Reputation: 440
I have case class like this:
case class Ais(NotImportant)
extends Serializable {
var flag = Ais.Flag.NotFlagged
var cluster = Ais.Unknown
var visited = false
override def toString(): String = {
s"$cluster,$flag,$visited"
}
}
After running my algorithm I'm ending up with two Datasets of type (Int,Ais)
where variables in Ais
objects contain information. I need to union them. The most important for me are the values of var cluster
and var visited
. Yet after union
they are reset to default values.
labeledInner.foreach(println(_)) // This is fine
println("==========")
labeledOuter.foreach(println(_)) // This is also fine
println("==========")
labeledOuter.union(labeledInner).foreach(println(_)) // Here
// everything set to default
I'm running Spark 2.1 and Scala 2.11.8.
Upvotes: 2
Views: 279
Reputation: 37852
You should not use mutable vars
in case classes when using Spark - these do not "survive" Spark's encoding, so any non-trivial use of the Dataset (like using union
) which triggers encoding and decoding would not preserve these fields.

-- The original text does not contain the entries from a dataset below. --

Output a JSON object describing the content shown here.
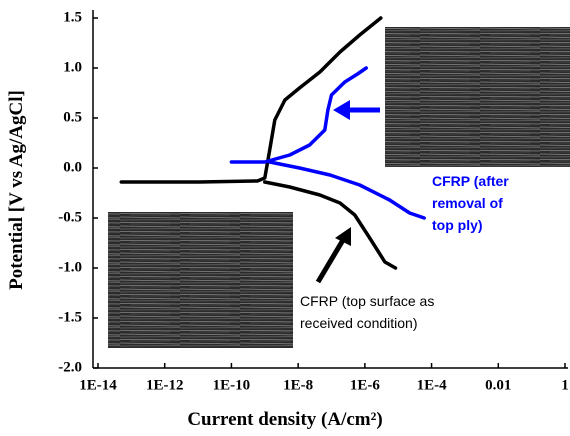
{
  "chart_data": {
    "type": "line",
    "xlabel": "Current density (A/cm²)",
    "ylabel": "Potential [V vs Ag/AgCl]",
    "xscale": "log",
    "xlim": [
      1e-14,
      1
    ],
    "xticks": [
      {
        "value": 1e-14,
        "label": "1E-14"
      },
      {
        "value": 1e-12,
        "label": "1E-12"
      },
      {
        "value": 1e-10,
        "label": "1E-10"
      },
      {
        "value": 1e-08,
        "label": "1E-8"
      },
      {
        "value": 1e-06,
        "label": "1E-6"
      },
      {
        "value": 0.0001,
        "label": "1E-4"
      },
      0.01,
      1
    ],
    "ylim": [
      -2,
      1.5
    ],
    "yticks": [
      {
        "value": -2,
        "label": "-2.0"
      },
      -1.5,
      {
        "value": -1,
        "label": "-1.0"
      },
      -0.5,
      {
        "value": 0,
        "label": "0.0"
      },
      0.5,
      {
        "value": 1,
        "label": "1.0"
      },
      1.5
    ],
    "series": [
      {
        "name": "CFRP (top surface as received condition)",
        "color": "#000000",
        "x": [
          5e-14,
          1.1e-11,
          6e-10,
          1e-09,
          1.4e-09,
          2e-09,
          4e-09,
          1.1e-08,
          4.5e-08,
          1.8e-07,
          7e-07,
          3e-06,
          null,
          1e-09,
          5.6e-09,
          4.5e-08,
          1.8e-07,
          5e-07,
          1.4e-06,
          4e-06,
          8.3e-06
        ],
        "values": [
          -0.14,
          -0.14,
          -0.13,
          -0.1,
          0.18,
          0.48,
          0.68,
          0.8,
          0.96,
          1.16,
          1.33,
          1.5,
          null,
          -0.14,
          -0.19,
          -0.27,
          -0.35,
          -0.47,
          -0.7,
          -0.94,
          -1.0
        ]
      },
      {
        "name": "CFRP (after removal of top ply)",
        "color": "#0000ff",
        "x": [
          1e-10,
          1e-09,
          5.6e-09,
          2.2e-08,
          6.3e-08,
          7.8e-08,
          1e-07,
          2.5e-07,
          6e-07,
          1.1e-06,
          null,
          1.4e-09,
          1.1e-08,
          9e-08,
          7e-07,
          5.5e-06,
          2.2e-05,
          6e-05
        ],
        "values": [
          0.06,
          0.06,
          0.13,
          0.23,
          0.38,
          0.58,
          0.73,
          0.86,
          0.94,
          1.0,
          null,
          0.06,
          0.0,
          -0.07,
          -0.17,
          -0.32,
          -0.45,
          -0.5
        ]
      }
    ]
  }
}
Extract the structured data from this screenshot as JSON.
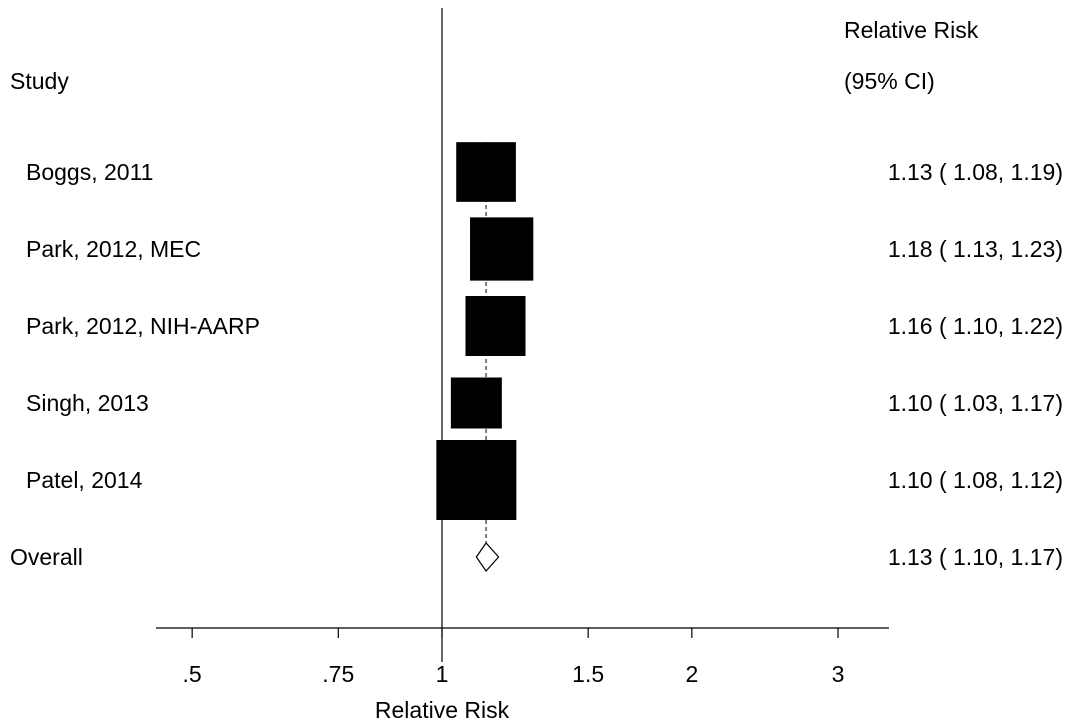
{
  "chart_data": {
    "type": "forest",
    "scale": "log",
    "study_header": "Study",
    "estimate_header_line1": "Relative Risk",
    "estimate_header_line2": "(95% CI)",
    "xlabel": "Relative Risk",
    "x_ticks": [
      {
        "value": 0.5,
        "label": ".5"
      },
      {
        "value": 0.75,
        "label": ".75"
      },
      {
        "value": 1,
        "label": "1"
      },
      {
        "value": 1.5,
        "label": "1.5"
      },
      {
        "value": 2,
        "label": "2"
      },
      {
        "value": 3,
        "label": "3"
      }
    ],
    "reference_line": 1,
    "xlim": [
      0.44,
      3.1
    ],
    "studies": [
      {
        "label": "Boggs, 2011",
        "rr": 1.13,
        "lower": 1.08,
        "upper": 1.19,
        "ci_text": "1.13 ( 1.08, 1.19)",
        "weight": 0.89
      },
      {
        "label": "Park, 2012, MEC",
        "rr": 1.18,
        "lower": 1.13,
        "upper": 1.23,
        "ci_text": "1.18 ( 1.13, 1.23)",
        "weight": 1.0
      },
      {
        "label": "Park, 2012, NIH-AARP",
        "rr": 1.16,
        "lower": 1.1,
        "upper": 1.22,
        "ci_text": "1.16 ( 1.10, 1.22)",
        "weight": 0.9
      },
      {
        "label": "Singh, 2013",
        "rr": 1.1,
        "lower": 1.03,
        "upper": 1.17,
        "ci_text": "1.10 ( 1.03, 1.17)",
        "weight": 0.65
      },
      {
        "label": "Patel, 2014",
        "rr": 1.1,
        "lower": 1.08,
        "upper": 1.12,
        "ci_text": "1.10 ( 1.08, 1.12)",
        "weight": 1.6
      }
    ],
    "overall": {
      "label": "Overall",
      "rr": 1.13,
      "lower": 1.1,
      "upper": 1.17,
      "ci_text": "1.13 ( 1.10, 1.17)"
    }
  }
}
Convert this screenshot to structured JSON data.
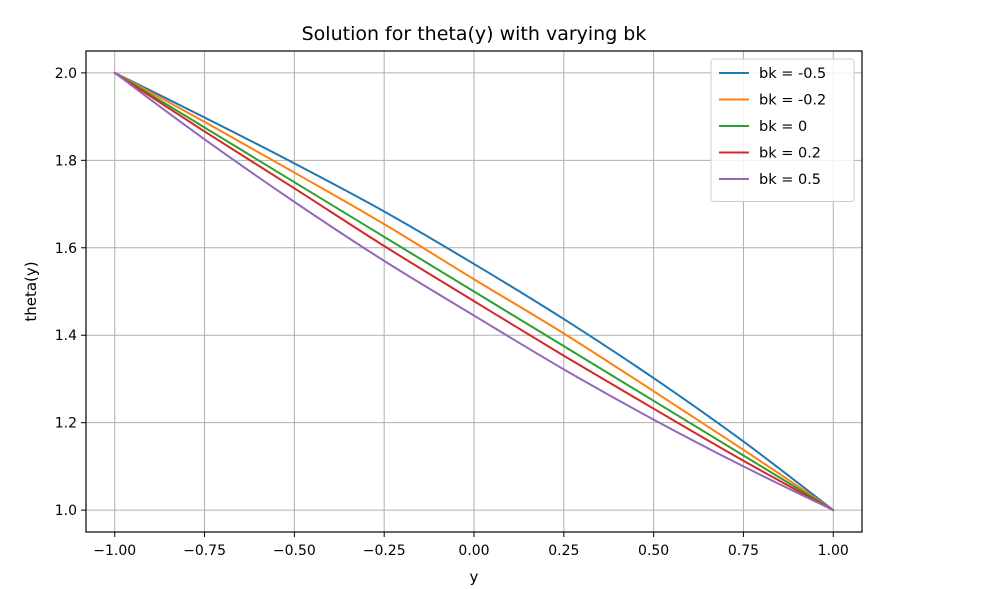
{
  "chart_data": {
    "type": "line",
    "title": "Solution for theta(y) with varying bk",
    "xlabel": "y",
    "ylabel": "theta(y)",
    "xlim": [
      -1.08,
      1.08
    ],
    "ylim": [
      0.95,
      2.05
    ],
    "xticks": [
      -1.0,
      -0.75,
      -0.5,
      -0.25,
      0.0,
      0.25,
      0.5,
      0.75,
      1.0
    ],
    "xtick_labels": [
      "−1.00",
      "−0.75",
      "−0.50",
      "−0.25",
      "0.00",
      "0.25",
      "0.50",
      "0.75",
      "1.00"
    ],
    "yticks": [
      1.0,
      1.2,
      1.4,
      1.6,
      1.8,
      2.0
    ],
    "ytick_labels": [
      "1.0",
      "1.2",
      "1.4",
      "1.6",
      "1.8",
      "2.0"
    ],
    "grid": true,
    "legend_position": "top-right",
    "x": [
      -1.0,
      -0.75,
      -0.5,
      -0.25,
      0.0,
      0.25,
      0.5,
      0.75,
      1.0
    ],
    "series": [
      {
        "name": "bk = -0.5",
        "color": "#1f77b4",
        "values": [
          2.0,
          1.898,
          1.793,
          1.683,
          1.563,
          1.437,
          1.302,
          1.157,
          1.0
        ]
      },
      {
        "name": "bk = -0.2",
        "color": "#ff7f0e",
        "values": [
          2.0,
          1.888,
          1.772,
          1.654,
          1.528,
          1.404,
          1.272,
          1.138,
          1.0
        ]
      },
      {
        "name": "bk = 0",
        "color": "#2ca02c",
        "values": [
          2.0,
          1.875,
          1.75,
          1.625,
          1.5,
          1.375,
          1.25,
          1.125,
          1.0
        ]
      },
      {
        "name": "bk = 0.2",
        "color": "#d62728",
        "values": [
          2.0,
          1.866,
          1.736,
          1.604,
          1.478,
          1.353,
          1.232,
          1.113,
          1.0
        ]
      },
      {
        "name": "bk = 0.5",
        "color": "#9467bd",
        "values": [
          2.0,
          1.848,
          1.705,
          1.57,
          1.445,
          1.322,
          1.207,
          1.1,
          1.0
        ]
      }
    ]
  }
}
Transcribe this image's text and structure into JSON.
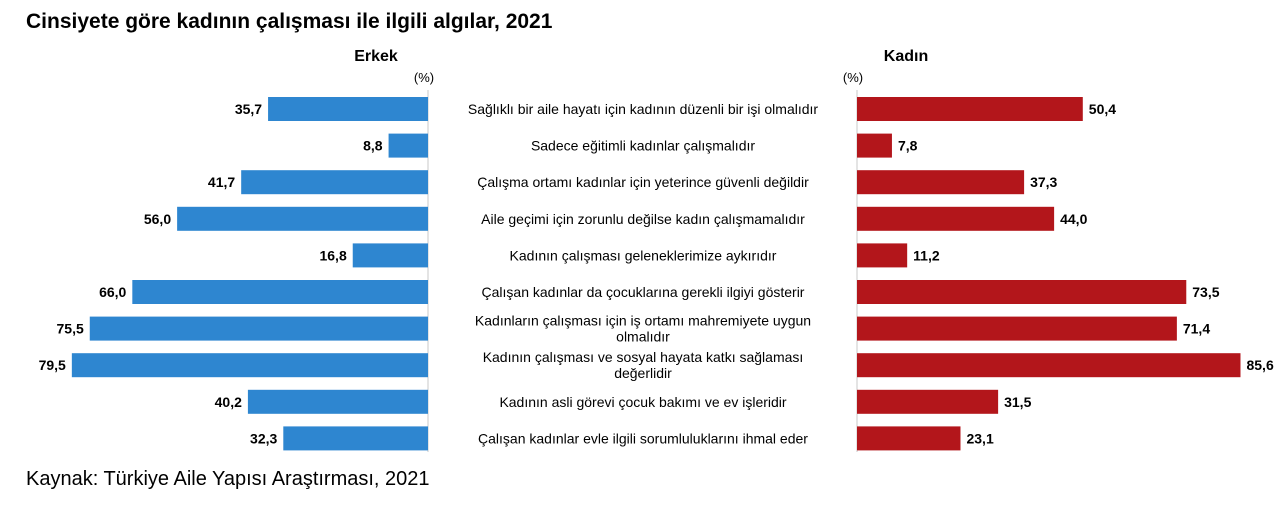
{
  "title": "Cinsiyete göre kadının çalışması ile ilgili algılar, 2021",
  "source": "Kaynak: Türkiye Aile Yapısı Araştırması, 2021",
  "chart_data": {
    "type": "bar",
    "orientation": "horizontal-butterfly",
    "unit": "(%)",
    "categories": [
      [
        "Sağlıklı bir aile hayatı için kadının düzenli bir işi olmalıdır"
      ],
      [
        "Sadece eğitimli kadınlar çalışmalıdır"
      ],
      [
        "Çalışma ortamı kadınlar için yeterince güvenli değildir"
      ],
      [
        "Aile geçimi için zorunlu değilse kadın çalışmamalıdır"
      ],
      [
        "Kadının çalışması geleneklerimize aykırıdır"
      ],
      [
        "Çalışan kadınlar da çocuklarına gerekli ilgiyi gösterir"
      ],
      [
        "Kadınların çalışması için iş ortamı mahremiyete uygun",
        "olmalıdır"
      ],
      [
        "Kadının çalışması ve sosyal hayata katkı sağlaması",
        "değerlidir"
      ],
      [
        "Kadının asli görevi çocuk bakımı ve ev işleridir"
      ],
      [
        "Çalışan kadınlar evle ilgili sorumluluklarını ihmal eder"
      ]
    ],
    "series": [
      {
        "name": "Erkek",
        "color": "#2e86d0",
        "values": [
          35.7,
          8.8,
          41.7,
          56.0,
          16.8,
          66.0,
          75.5,
          79.5,
          40.2,
          32.3
        ],
        "labels": [
          "35,7",
          "8,8",
          "41,7",
          "56,0",
          "16,8",
          "66,0",
          "75,5",
          "79,5",
          "40,2",
          "32,3"
        ]
      },
      {
        "name": "Kadın",
        "color": "#b3161b",
        "values": [
          50.4,
          7.8,
          37.3,
          44.0,
          11.2,
          73.5,
          71.4,
          85.6,
          31.5,
          23.1
        ],
        "labels": [
          "50,4",
          "7,8",
          "37,3",
          "44,0",
          "11,2",
          "73,5",
          "71,4",
          "85,6",
          "31,5",
          "23,1"
        ]
      }
    ]
  }
}
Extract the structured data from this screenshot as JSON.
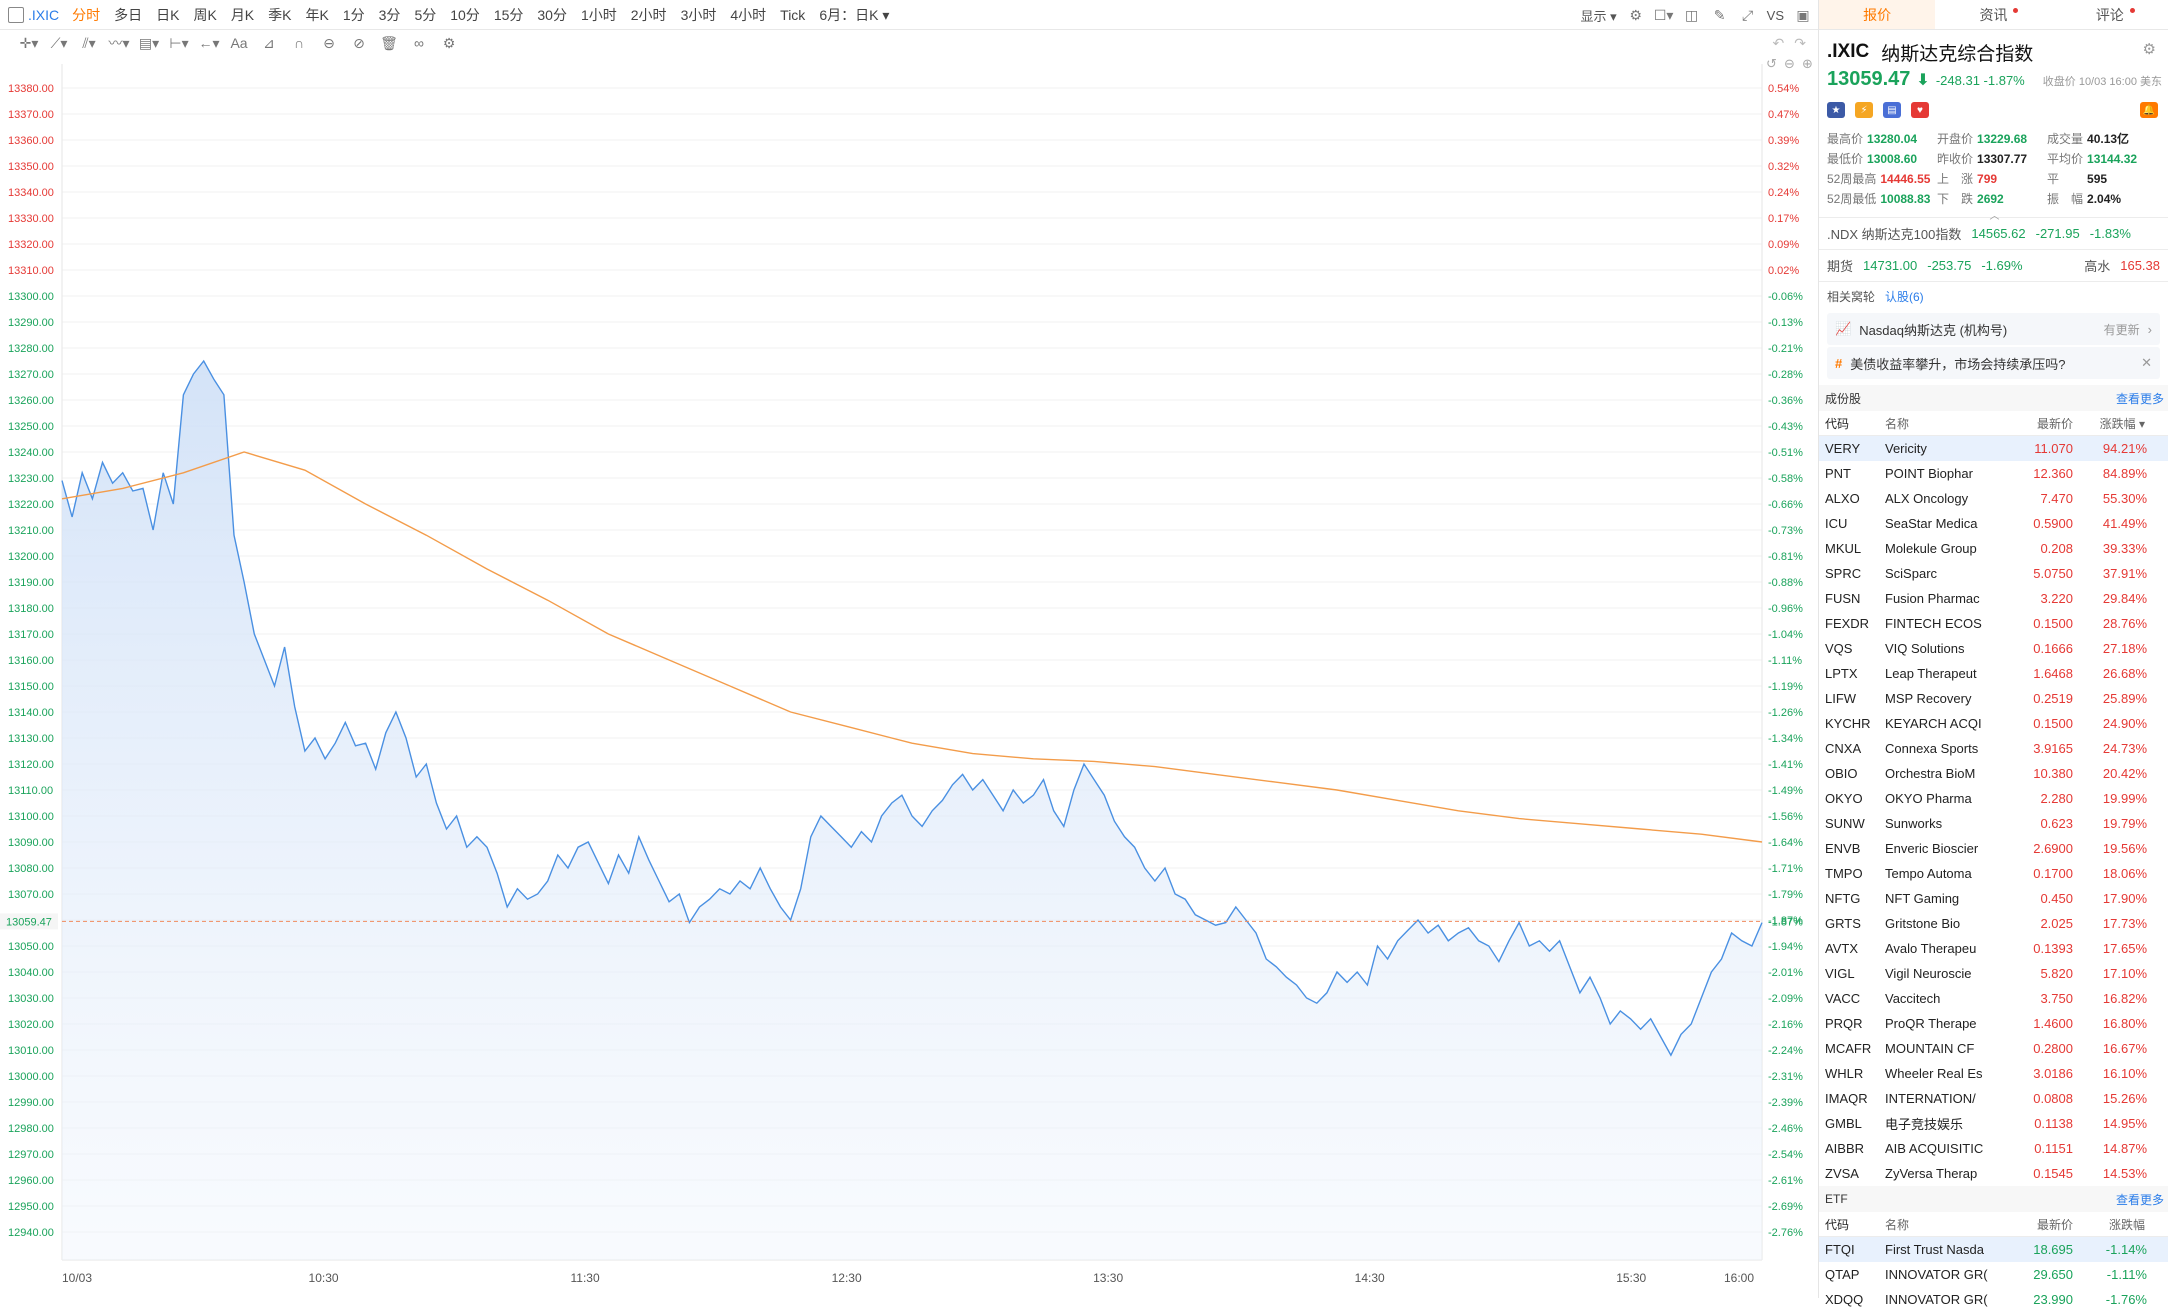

Why? Spark has built-in Encoders that are meant to efficiently encode objects into byte-arrays (and back). For case classes (actually, for all Product
s, which mostly means case classes and tuples), the encoders only encode the case-class fields that are defined as class parameters (in your case, only NotImportant
). You can see this by creating the relevant encoder for your case class and checking its schema:
case class A(s: String) {
var a: Int = 0
}
Encoders.product[A].schema.printTreeString()
// root
// |-- s: string (nullable = true)
As you can see - only s
survived, a
is not part of the schema.
What's the alternative? When using Spark (and really, Scala in general), you should refrain from mutable fields. Try modeling your data to contain all fields as immutable fields, e.g.:
case class Ais(flag: Flag, cluster: Cluster, visited: Boolean)
Then, to "mutate" these objects, you can use the copy
method that creates a new instance with some (or none) of the fields changed, e.g.:
val a = Ais(Ais.Flag.NotFlagged, Ais.Unknown, false)
val b = a.copy(visited = true)
These objects will be safe to use with Spark (they "survive" serialization and are immutable).
Upvotes: 4